Animated Violence Mild
16 August 2019
Benjamin John Power, aka Blanck Mass and one half of Fuck Buttons, used 2018 as a time of creation and self-reflection. Coming off his acclaimed project World Eater, he spent the year further exploring his chaotic blend of electro-industrial, with noisy, powerful melodies, throttling beats, and distorted screams. Then, struck by a personal loss during the latter period of production, the concept of his latest album forced its way. Power's Animated Violence Mild drops unrelenting electro-industrial melodies, practicing excess to explore personal grief and the global devastation of consumerism.
Power refers to consumerism as the "the snake we birthed", a serpent we have let grow and roam to our detriment. And just as our learned desire for excess can never be satiated, Animated Violence Mild engages in an endless chase for excessive noise and melody. Power's circling tracks begin and end like a snake that coils upon itself. "Death Drop" uses iteration after iteration of the opening power synth melody, imbuing a plastic, repackaged ecstasy with every arpeggio sequence.
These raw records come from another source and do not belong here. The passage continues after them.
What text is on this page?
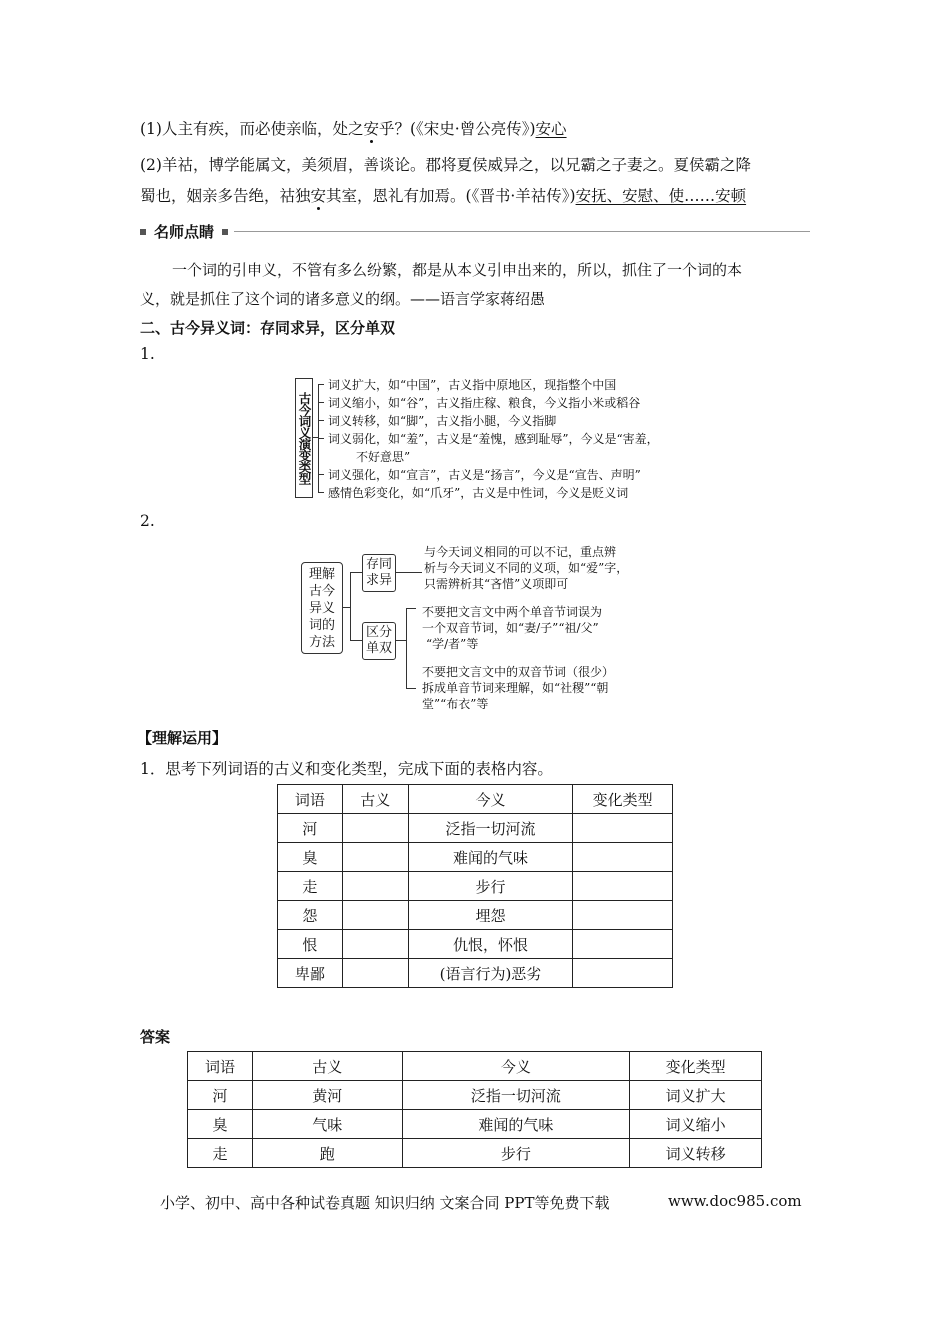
(1)人主有疾，而必使亲临，处之安乎？(《宋史·曾公亮传》)安心
(2)羊祜，博学能属文，美须眉，善谈论。郡将夏侯威异之，以兄霸之子妻之。夏侯霸之降
蜀也，姻亲多告绝，祜独安其室，恩礼有加焉。(《晋书·羊祜传》)安抚、安慰、使……安顿
名师点睛
一个词的引申义，不管有多么纷繁，都是从本义引申出来的，所以，抓住了一个词的本
义，就是抓住了这个词的诸多意义的纲。——语言学家蒋绍愚
二、古今异义词：存同求异，区分单双
1.
古今词义演变类型
词义扩大，如“中国”，古义指中原地区，现指整个中国
词义缩小，如“谷”，古义指庄稼、粮食，今义指小米或稻谷
词义转移，如“脚”，古义指小腿，今义指脚
词义弱化，如“羞”，古义是“羞愧，感到耻辱”，今义是“害羞，
不好意思”
词义强化，如“宣言”，古义是“扬言”，今义是“宣告、声明”
感情色彩变化，如“爪牙”，古义是中性词，今义是贬义词
2.
理解
古今
异义
词的
方法
存同
求异
与今天词义相同的可以不记，重点辨
析与今天词义不同的义项，如“爱”字，
只需辨析其“吝惜”义项即可
区分
单双
不要把文言文中两个单音节词误为
一个双音节词，如“妻/子”“祖/父”
“学/者”等
不要把文言文中的双音节词（很少）
拆成单音节词来理解，如“社稷”“朝
堂”“布衣”等
【理解运用】
1．思考下列词语的古义和变化类型，完成下面的表格内容。
词语	古义	今义	变化类型
河		泛指一切河流	
臭		难闻的气味	
走		步行	
怨		埋怨	
恨		仇恨，怀恨	
卑鄙		(语言行为)恶劣	
答案
词语	古义	今义	变化类型
河	黄河	泛指一切河流	词义扩大
臭	气味	难闻的气味	词义缩小
走	跑	步行	词义转移
小学、初中、高中各种试卷真题 知识归纳 文案合同 PPT等免费下载	www.doc985.com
Similarly, "Love Is a Parasite" sticks to a melodic foundation while alternating from theatrical breakdowns, melodramatic piano interludes to blissed-out, synthetic rushes. While each melody begins as a spectacle, every repetition peels away layers of vigor to eventually uncover repressed grief. In this way, Power thoughtfully uses excess as a tool for reflecting upon and dismantling the affectations of consumerism.
Surprisingly, in an album full of furious electro-industrial music, there are a couple of pop-adjacent cuts. "No Dice" slightly turns down the noise and pace to lay the foundations for a pop banger. Power brings together catchy vocal cuts, slamming percussions, and dramatic synth hits to create the '80s tinged experimental pop song. Perhaps, this modern, maximalist rendering of '80s synthpop tropes may call for a feature from a pop vocalist like Charli XCX or Dorian Electra, but regardless, it is an essential aesthetic switch amidst the surrounding noise.
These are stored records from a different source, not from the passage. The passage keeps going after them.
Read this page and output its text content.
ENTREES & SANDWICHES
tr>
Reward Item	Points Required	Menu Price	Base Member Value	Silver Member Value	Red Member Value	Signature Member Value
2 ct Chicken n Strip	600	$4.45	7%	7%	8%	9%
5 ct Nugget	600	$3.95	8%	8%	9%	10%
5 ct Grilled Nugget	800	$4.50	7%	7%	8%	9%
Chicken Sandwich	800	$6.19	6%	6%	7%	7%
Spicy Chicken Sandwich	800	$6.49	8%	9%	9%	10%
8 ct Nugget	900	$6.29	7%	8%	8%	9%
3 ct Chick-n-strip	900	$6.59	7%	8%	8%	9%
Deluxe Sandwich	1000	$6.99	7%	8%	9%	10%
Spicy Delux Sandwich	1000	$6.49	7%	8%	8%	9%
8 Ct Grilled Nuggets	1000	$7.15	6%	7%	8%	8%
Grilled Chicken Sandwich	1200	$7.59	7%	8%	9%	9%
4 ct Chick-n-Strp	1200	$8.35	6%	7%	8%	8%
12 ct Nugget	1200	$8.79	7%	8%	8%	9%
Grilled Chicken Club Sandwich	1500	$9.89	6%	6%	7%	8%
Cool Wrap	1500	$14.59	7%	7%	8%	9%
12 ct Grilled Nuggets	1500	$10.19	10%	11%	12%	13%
Even more, "House vs. House" could pass at an EDM festival with its anthemic synth lines, processed pop vocals, and thrusting beat. Yet, even as these popular tropes dominate the track, it does not truly cross into the mainstream. Rather, Power remains conscious of his use of these commodified sounds. His blatantly excessive use of uplifting synths and clap-inducing build-ups almost satirize the culture industry that is EDM, creating a spectacle of recycled electronic sounds.
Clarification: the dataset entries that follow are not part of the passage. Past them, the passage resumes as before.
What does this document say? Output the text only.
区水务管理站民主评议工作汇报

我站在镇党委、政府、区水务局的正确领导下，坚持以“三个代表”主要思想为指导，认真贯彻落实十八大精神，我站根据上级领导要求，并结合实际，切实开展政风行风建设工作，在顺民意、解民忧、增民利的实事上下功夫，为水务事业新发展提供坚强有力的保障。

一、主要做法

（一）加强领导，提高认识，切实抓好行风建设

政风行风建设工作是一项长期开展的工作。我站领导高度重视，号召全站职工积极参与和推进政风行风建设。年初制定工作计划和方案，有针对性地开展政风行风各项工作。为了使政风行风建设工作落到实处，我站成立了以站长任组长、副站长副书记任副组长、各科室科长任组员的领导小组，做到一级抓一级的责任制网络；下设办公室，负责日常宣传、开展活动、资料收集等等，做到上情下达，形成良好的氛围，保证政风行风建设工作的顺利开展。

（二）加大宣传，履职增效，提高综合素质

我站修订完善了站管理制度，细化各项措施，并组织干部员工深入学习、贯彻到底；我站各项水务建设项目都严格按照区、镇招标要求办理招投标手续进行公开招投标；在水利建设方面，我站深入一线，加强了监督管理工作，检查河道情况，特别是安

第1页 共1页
Often, personal grief can choke perspectives, limiting lamentation to inward battles. However, personal grief is always attached to broader consequences, and Animated Violence Mild is a project that confronts it all. Power's excessive pursuit for melodic ecstasy speaks to the careless game of consumerism. While we chase after the quick gratification, we mindlessly step over the ever-mounting consequences of exploitative labor and environmental degradation.
As Power says, "In this post-industrial, post-enlightenment religion of ourselves, we have manifested a serpent of consumerism which now coils back upon us". Animated Violence Mild and its spinning melodies reflect upon the consequences of this snake, that is the undeniable interconnections between personal grief and global devastation.